Alzheimer's disease (AD) and Parkinson's disease (PD) are, respectively, the most prevalent and fastest growing neurodegenerative diseases worldwide. The former is primarily characterized by memory loss and the latter by the motor symptoms of tremor and bradykinesia. Both AD and PD are progressive diseases that share several key underlying mitochondrial, inflammatory, and other metabolic pathologies. This review will detail how these pathologies intersect with ketone body metabolism and signaling, and how ketone bodies, particularly d-β-hydroxybutyrate (βHB), may serve as a potential adjunctive nutritional therapy for two of the world's most devastating conditions.

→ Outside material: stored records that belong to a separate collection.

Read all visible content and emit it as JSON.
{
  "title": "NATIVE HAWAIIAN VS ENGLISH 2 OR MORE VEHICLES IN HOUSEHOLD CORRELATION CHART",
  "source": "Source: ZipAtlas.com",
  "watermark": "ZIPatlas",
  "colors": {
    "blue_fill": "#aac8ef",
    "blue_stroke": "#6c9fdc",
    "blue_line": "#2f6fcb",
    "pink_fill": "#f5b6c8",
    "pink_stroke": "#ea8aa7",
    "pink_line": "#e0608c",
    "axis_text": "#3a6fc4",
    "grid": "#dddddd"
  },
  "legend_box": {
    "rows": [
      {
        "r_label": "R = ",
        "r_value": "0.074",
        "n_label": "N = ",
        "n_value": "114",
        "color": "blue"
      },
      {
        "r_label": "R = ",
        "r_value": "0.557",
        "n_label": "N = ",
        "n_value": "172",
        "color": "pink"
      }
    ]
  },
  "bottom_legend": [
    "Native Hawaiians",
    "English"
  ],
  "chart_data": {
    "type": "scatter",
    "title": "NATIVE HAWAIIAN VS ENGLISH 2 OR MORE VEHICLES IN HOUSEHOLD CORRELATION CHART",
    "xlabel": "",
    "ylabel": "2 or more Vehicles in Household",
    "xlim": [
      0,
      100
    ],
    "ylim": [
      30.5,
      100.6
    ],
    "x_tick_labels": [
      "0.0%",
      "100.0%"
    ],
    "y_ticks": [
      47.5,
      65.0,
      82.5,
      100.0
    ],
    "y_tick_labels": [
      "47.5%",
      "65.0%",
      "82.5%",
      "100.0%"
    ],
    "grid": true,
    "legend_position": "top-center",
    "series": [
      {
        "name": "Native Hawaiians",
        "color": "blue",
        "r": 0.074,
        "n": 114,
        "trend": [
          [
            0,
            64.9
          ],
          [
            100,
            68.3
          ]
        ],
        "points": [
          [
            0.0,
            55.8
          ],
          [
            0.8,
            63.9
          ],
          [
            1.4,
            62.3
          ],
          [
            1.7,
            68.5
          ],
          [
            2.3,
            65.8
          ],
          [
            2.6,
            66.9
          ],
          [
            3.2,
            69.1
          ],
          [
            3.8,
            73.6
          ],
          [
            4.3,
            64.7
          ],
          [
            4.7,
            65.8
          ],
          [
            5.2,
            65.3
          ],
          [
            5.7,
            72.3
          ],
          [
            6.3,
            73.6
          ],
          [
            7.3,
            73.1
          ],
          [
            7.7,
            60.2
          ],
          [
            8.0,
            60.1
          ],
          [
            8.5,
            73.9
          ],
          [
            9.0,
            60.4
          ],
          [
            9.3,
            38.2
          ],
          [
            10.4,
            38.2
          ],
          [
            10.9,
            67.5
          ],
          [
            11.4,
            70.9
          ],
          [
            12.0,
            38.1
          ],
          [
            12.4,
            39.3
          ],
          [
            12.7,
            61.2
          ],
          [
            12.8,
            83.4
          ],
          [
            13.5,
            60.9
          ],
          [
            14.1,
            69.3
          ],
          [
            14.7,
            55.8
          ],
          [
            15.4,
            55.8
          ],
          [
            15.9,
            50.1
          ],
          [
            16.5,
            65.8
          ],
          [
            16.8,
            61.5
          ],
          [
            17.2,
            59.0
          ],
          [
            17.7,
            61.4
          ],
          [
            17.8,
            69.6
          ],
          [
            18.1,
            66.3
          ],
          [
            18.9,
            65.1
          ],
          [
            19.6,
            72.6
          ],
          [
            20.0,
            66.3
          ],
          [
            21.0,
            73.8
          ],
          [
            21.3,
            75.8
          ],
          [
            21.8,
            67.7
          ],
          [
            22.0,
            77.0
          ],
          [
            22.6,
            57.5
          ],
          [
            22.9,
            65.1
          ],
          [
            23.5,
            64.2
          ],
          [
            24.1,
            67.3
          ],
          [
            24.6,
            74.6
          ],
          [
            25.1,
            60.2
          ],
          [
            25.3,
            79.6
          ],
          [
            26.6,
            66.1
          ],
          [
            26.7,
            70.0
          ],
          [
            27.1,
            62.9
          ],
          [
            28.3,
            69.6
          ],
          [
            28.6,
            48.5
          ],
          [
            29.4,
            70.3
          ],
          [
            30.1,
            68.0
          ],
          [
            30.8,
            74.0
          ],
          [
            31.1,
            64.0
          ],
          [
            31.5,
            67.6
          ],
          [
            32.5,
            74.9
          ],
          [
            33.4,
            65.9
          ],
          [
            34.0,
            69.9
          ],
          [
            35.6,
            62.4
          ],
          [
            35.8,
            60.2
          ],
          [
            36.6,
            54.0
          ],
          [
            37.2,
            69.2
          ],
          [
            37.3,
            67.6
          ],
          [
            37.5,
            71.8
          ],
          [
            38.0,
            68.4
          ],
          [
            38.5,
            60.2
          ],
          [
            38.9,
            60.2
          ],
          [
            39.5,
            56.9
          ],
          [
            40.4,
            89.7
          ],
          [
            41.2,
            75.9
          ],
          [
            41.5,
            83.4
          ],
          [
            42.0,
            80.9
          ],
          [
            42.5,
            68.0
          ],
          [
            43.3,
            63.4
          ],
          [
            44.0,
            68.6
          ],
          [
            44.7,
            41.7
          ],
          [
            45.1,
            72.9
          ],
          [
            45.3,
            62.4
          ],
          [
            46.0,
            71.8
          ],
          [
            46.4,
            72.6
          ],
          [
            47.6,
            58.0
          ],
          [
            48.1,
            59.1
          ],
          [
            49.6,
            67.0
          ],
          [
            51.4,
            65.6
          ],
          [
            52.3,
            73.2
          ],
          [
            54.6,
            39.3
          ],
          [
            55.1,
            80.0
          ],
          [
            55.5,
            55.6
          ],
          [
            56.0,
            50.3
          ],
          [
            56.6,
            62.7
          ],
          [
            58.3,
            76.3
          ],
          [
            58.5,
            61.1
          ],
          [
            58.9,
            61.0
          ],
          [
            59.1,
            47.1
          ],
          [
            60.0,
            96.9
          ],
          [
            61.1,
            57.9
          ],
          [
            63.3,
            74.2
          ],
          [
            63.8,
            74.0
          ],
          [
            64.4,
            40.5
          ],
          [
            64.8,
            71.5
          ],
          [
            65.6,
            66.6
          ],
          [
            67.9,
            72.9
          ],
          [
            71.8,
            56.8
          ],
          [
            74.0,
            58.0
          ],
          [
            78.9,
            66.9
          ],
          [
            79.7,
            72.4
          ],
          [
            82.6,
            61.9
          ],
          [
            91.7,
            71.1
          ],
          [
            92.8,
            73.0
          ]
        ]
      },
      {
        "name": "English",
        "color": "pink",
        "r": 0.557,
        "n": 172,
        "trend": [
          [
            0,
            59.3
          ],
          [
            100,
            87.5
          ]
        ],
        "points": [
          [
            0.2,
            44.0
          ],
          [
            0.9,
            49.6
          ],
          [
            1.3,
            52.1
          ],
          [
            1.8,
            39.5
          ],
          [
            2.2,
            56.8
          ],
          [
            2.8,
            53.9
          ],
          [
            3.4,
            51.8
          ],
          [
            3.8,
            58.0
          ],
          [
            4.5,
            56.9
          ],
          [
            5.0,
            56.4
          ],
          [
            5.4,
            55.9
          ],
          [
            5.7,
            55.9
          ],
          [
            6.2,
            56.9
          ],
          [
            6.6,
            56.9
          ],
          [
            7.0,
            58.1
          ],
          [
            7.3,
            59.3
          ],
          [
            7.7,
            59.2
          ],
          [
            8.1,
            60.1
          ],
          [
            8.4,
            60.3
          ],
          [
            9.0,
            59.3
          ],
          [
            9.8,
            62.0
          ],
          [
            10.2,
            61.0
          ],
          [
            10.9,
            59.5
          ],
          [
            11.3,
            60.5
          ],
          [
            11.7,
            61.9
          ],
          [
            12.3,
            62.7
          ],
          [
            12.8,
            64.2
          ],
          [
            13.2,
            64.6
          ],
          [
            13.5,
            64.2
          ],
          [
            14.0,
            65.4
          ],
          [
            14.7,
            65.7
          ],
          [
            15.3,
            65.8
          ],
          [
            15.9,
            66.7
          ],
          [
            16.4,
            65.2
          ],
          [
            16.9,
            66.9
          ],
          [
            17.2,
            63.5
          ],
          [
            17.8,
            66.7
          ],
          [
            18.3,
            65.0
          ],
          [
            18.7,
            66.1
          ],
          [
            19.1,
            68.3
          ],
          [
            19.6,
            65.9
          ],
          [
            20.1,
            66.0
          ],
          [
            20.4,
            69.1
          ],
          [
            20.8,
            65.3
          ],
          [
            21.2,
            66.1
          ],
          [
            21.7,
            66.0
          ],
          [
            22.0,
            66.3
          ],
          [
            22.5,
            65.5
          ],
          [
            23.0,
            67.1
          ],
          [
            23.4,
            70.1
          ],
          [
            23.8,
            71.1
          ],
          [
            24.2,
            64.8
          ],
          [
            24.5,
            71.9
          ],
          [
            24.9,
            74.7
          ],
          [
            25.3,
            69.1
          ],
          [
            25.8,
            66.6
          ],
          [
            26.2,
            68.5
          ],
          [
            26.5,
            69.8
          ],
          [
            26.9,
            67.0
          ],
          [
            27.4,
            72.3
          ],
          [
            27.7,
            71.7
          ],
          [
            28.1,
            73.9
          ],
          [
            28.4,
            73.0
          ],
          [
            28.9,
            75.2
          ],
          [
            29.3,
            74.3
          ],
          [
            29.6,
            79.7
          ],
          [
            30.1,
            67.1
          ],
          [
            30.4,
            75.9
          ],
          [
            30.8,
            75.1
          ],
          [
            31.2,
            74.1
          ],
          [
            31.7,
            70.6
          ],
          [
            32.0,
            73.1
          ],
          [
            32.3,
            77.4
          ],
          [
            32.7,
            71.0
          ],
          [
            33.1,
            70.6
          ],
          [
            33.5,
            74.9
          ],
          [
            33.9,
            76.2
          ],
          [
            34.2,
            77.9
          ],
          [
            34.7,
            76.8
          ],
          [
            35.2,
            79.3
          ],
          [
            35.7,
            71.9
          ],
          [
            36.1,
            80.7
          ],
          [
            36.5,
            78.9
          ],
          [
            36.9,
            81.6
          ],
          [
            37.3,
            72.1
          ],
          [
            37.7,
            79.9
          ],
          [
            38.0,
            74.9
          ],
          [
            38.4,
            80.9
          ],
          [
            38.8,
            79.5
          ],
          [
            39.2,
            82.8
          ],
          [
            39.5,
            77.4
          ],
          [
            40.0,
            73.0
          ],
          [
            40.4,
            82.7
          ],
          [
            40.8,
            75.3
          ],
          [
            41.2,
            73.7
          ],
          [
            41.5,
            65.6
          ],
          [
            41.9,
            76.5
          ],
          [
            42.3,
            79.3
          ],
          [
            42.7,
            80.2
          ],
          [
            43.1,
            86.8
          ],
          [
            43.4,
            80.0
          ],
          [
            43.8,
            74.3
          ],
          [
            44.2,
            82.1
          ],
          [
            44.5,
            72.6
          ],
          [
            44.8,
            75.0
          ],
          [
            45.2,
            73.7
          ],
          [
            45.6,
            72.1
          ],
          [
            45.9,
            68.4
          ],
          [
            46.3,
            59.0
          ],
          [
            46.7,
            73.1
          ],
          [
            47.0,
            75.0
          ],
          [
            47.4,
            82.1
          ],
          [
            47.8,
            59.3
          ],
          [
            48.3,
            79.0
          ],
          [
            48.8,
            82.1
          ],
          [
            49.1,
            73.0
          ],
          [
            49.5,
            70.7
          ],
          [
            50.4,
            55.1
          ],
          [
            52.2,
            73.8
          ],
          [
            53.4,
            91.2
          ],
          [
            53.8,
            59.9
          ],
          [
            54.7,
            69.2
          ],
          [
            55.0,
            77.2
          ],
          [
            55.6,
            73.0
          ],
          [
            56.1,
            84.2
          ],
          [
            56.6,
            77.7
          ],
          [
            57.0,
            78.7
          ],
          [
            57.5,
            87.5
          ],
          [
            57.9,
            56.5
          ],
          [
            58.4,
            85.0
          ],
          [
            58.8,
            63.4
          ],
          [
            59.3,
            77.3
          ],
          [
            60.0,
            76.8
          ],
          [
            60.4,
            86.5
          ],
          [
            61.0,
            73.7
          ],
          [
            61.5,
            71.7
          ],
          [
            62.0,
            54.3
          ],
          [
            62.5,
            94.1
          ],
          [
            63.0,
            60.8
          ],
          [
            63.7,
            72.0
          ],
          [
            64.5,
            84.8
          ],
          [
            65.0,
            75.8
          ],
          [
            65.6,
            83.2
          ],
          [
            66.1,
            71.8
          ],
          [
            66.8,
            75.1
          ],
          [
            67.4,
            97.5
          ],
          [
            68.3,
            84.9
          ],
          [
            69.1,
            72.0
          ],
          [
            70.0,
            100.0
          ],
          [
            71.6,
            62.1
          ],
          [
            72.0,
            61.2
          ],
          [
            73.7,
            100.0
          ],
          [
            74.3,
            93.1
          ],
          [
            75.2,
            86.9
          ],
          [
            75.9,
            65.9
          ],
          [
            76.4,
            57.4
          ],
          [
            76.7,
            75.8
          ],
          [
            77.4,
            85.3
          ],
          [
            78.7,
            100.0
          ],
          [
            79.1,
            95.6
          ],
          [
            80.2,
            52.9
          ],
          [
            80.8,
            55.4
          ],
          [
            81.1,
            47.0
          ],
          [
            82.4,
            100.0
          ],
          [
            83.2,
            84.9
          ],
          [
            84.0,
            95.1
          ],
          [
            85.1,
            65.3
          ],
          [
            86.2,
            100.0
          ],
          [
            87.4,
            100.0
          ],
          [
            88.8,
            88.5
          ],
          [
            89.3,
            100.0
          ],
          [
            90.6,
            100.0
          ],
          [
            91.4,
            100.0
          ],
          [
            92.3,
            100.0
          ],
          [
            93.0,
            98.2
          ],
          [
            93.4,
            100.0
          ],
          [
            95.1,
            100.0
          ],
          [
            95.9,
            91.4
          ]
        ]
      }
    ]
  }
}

Keywords: Alzheimer's disease; Inflammation; Insulin; Ketone bodies; Ketone ester; Microglia; Mitochondria; Oxidative stress; Parkinson's disease; d-β-hydroxybutyrate.

Fig. 1

Neurodegenerative pathology, mitochondrial dysfunction, and βHB: The amyloid (Aβ) and tau pathologies of Alzheimer's disease and the α-synuclein pathology of Parkinson's disease are in positive feedback with mitochondrial dysfunction. Mitochondrial dysfunction is characterized by (i) the underproduction of ATP and (ii) overproduction of reactive oxygen species (ROS). βHB can improve mitochondrial function through three mechanisms: (1) βHB catabolism decreases the NAD⁺/NADH ratio and increases the Q/QH₂ ratio to increase the redox span of the electron transport chain and, thereby, increase the generation of ATP. In addition, the rate limiting step of βHB catabolism generates succinate, an oxidative fuel for complex II that bypasses the complex I blockade present in Parkinson's disease to further increase ATP production in this condition. (2) By increasing the Q/QH₂ ratio and levels of NADPH, βHB catabolism decreases the generation of ROS by reverse electron transport (dashed arrow) and bolsters antioxidant defenses. (3) βHB is also a signaling molecule that binds to its own G-protein coupled hydroxycarboxylic acid receptor 2 (HCAR2) and inhibits histone deacetylases (HDACs), both widely expressed throughout the brain, to regulate a wide variety of critical enzymes, transcription factors, and cofactors and, thereby, improve mitochondrial function.

Fig. 2

Anti-inflammatory role of βHB in neurodegenerative diseases: (A) Neurodegeneration induces the A1 proinflammatory astrocyte (purple cell) response and triggers microglia-mediated (orange cell) phagocytosis. Transcription and release of proinflammatory factors increase the HDAC- and NLRP3-mediated inflammatory responses in glia, promoting neuronal (pink cell) death by neurotoxic cross-talk between proinflammatory microglia and astrocytes. (B) βHB may decrease inflammation signaling, in part, by inhibiting HDACs and impairing NLRP3 inflammasome formation.

Fig. 3

Insulin in the brain: (i) Insulin receptors (IR) are enriched at synapses, where they regulate neurotransmitter release and the localization of receptors. (ii) Insulin resistance decreases glucose transporters in the membrane, (iii) leads to the inhibition of downstream proteins, like AKT, (iv) and induces neurotoxic anti-WNT GSK3β activity. (v) Hyperinsulinemia prevents Aβ degradation by insulin degrading enzyme (IDE), establishing a positive feedback loop. (vi) Furthermore, GSK3β activity, which is antagonistic to neuroprotective WNT signaling, also inhibits insulin signaling. The figure is meant to be representative, not comprehensive, regarding the mechanisms by which insulin resistance can contribute to the degeneration of neurons.